The abandonment of proposals for full privatisation raises new difficulties. A partially privatised government business enterprise is an unsatisfactory hybrid. Its managers are subject simultaneously to political accountability, for example through Freedom of Information legislation, and to the fiduciary obligation to put the interests of shareholders ahead of all other concerns (Quiggin 1996). Each system of accountability is compromised by the presence of the other. For example, claims of commercial confidentiality have beenj used to override the principle of Freedom of Information. The present mixed status of Telstra is unsatisfactory. If full privatisation is not to take place in the near future, full public ownership should be restored.

6. Unscrambling the egg

Given the mistakes that have already been made, where do we go from here? There may still be an opportunity to reorganise the Australian telecommunications industry to take account of the implications of its natural monopoly characteristics. The central element of any such reorganisation would be the restoration of full public ownership of Telstra, financed by a mixture of additional debt and the sale of those components of Telstra for which there is no natural monopoly justification for public ownership. Telstra would act as a common carrier system for cable TV and local telephony allowing consumers access to all content providers regardless of the carrier supplying their access to the cable network. This would permit the divestiture of Telstra's interest in the content provider Foxtel. Telstra could also be required to divest its digital mobile telephony business, while being allowed to continue offering analog services beyond the year 2000.

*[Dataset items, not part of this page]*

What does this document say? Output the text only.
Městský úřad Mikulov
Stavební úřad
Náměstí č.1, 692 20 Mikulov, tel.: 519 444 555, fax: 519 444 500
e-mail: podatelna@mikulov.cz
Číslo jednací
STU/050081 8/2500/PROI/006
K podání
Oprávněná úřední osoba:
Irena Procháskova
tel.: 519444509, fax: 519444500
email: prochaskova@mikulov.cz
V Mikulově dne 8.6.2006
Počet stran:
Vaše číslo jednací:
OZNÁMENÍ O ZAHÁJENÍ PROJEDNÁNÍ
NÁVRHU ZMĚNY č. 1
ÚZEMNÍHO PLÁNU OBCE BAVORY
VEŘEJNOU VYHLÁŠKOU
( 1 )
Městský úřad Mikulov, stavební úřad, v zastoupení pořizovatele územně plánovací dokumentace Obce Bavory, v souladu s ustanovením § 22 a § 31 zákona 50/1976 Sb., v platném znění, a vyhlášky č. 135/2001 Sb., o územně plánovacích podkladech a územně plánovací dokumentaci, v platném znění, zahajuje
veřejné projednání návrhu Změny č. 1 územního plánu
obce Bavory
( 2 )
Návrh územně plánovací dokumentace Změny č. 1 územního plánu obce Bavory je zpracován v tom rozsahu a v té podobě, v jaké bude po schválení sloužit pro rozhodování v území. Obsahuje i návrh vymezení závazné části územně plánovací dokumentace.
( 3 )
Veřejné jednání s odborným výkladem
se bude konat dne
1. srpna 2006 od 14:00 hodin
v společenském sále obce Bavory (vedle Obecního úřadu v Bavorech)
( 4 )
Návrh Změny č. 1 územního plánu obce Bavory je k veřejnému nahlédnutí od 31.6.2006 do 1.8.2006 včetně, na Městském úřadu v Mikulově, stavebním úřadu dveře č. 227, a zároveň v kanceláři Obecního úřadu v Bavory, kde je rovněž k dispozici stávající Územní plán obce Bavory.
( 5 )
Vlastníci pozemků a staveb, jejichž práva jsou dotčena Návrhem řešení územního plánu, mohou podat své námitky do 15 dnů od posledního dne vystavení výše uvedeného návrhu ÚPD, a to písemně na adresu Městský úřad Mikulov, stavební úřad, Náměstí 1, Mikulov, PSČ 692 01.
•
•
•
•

The feasibility of a reorganisation of this kind is constrained by the fact that the government has given industry participants contractual guarantees that policy will not be changed. Most notably, although it is generally recognised that the decision to close down the analog mobile network was a mistake, the Labor government set this mistake in concrete through its contracts with the digital carriers, Optus and Vodafone. (By contrast, commitments made to ordinary electors, even when enshrined in L-A-W, have no binding status).

The difficulties of fixing past mistakes in telecommunications policy is an example of a more general problem. In many cases where the provision of public services is handed over to the private sector, the profitability of the private provider depends primarily on political decisions. Hence, the private provider must demand either a substantial risk premium or a guarantee against future adverse politcal decisions.

In most cases, politicians eager to secure a politically attractive deal have found it easier to provide the guarantees and leave their successors to deal with the consequences. The builders of toll roads have received guarantees against the provision of adequate public transport in the areas served by their roads. State gambling enterprises have been sold with a guarantee that no competition will be allowed. In some cases, blanket indemnities against government action of any kind have been offered. Binding the hands of future governments in this way is not only antidemocratic but also bad policy. If such guarantees are required to attract private providers of services, it is best to keep those services in the public sector.

Concluding comments

Australia, like New Zealand and the United Kingdom has undergone radical microeconomic reform over the past fifteen to twenty years. Yet, as the debated recorded in Industry Commission (1998) shows, there is no clear evidence that this reform has resulted in an increase in the sustainable rate of economic growth. An analysis of Australian telecommunications policy suggests a partial explanation for this unsatisfactory outcome. Much of the potential benefit to be derived from reform of the telecommunications industry has been dissipated in wasteful and technically unnecessary investment in duplicate networks. This is the natural result of policies based on a naive enthusiasm for competition and wishful thinking about the death of natural monopoly.